Universal Health Coverage
- Definition: Universal Health Coverage (UHC) means that all people can access the quality health services they need — promotive, preventive, curative, rehabilitative and palliative — when and where they need them, without suffering financial hardship. It is enshrined in Sustainable Development Goal (SDG) Target 3.8.
- Context: UHC rests on three dimensions: population coverage (who is covered), service coverage (which services are included) and financial protection (what proportion of costs is covered). The UN unanimously endorsed UHC on 12 December 2012, now marked annually as International UHC Day. In India, UHC has no standalone fundamental right but draws on Article 47 (a Directive Principle making improvement of public health a State duty) and the judicially-read right to health under Article 21. The National Health Policy 2017 set the goal of UHC and of raising public health spending to 2.5% of GDP by 2025.

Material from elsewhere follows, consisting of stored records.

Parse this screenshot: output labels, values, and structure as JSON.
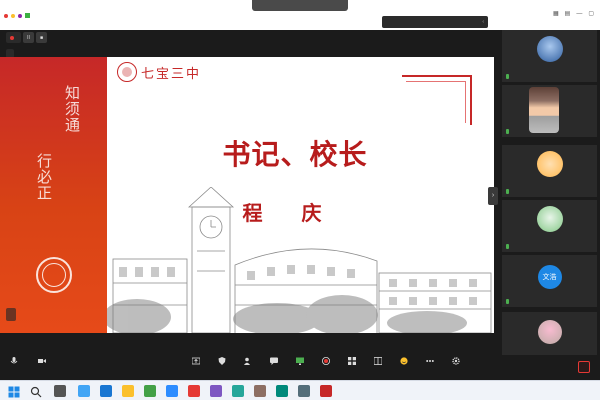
{
  "window": {
    "title": "",
    "speaker": "",
    "speaker_chevron": "‹"
  },
  "recording": {
    "label": "",
    "pause": "II",
    "stop": "■",
    "host": ""
  },
  "slide": {
    "school": "七宝三中",
    "motto_1": "知须通",
    "motto_2": "行必正",
    "headline": "书记、校长",
    "name": "程 庆",
    "presenter": ""
  },
  "sidebar": {
    "collapse": "›",
    "tiles": [
      {
        "label": ""
      },
      {
        "label": ""
      },
      {
        "label": ""
      },
      {
        "label": ""
      },
      {
        "label": "",
        "avatar_text": "文浩"
      },
      {
        "label": ""
      }
    ]
  },
  "toolbar": {
    "items": [
      {
        "label": "",
        "icon": "mic-icon"
      },
      {
        "label": "",
        "icon": "camera-icon"
      },
      {
        "label": "",
        "icon": "share-screen-icon"
      },
      {
        "label": "",
        "icon": "security-icon"
      },
      {
        "label": "",
        "icon": "participants-icon"
      },
      {
        "label": "",
        "icon": "chat-icon"
      },
      {
        "label": "",
        "icon": "screen-share-icon"
      },
      {
        "label": "",
        "icon": "record-icon"
      },
      {
        "label": "",
        "icon": "apps-icon"
      },
      {
        "label": "",
        "icon": "layout-icon"
      },
      {
        "label": "",
        "icon": "reactions-icon"
      },
      {
        "label": "",
        "icon": "more-icon"
      },
      {
        "label": "",
        "icon": "settings-icon"
      }
    ],
    "end_label": ""
  },
  "taskbar": {
    "time": "",
    "date": ""
  },
  "colors": {
    "slide_red": "#c62828",
    "slide_orange": "#e64a19",
    "end_red": "#e53935",
    "dark_bg": "#1b1b1b"
  }
}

- UPSC Relevance: UHC is a foundational GS2 concept under Health and Social Justice — it underpins questions on health-sector schemes, SDG attainment, and the welfare-state role. Prelims tends to test factual anchors (SDG 3.8, indicators 3.8.1 service-coverage index and 3.8.2 financial hardship, UHC Day, Ayushman Bharat components). Mains framing is analytical: evaluating India's progress toward UHC, the persistence of high out-of-pocket expenditure, and primary versus tertiary care priorities. No direct PYQ is cited here; treat it as a foundational concept that connects health financing, federalism in health delivery, and SDG monitoring.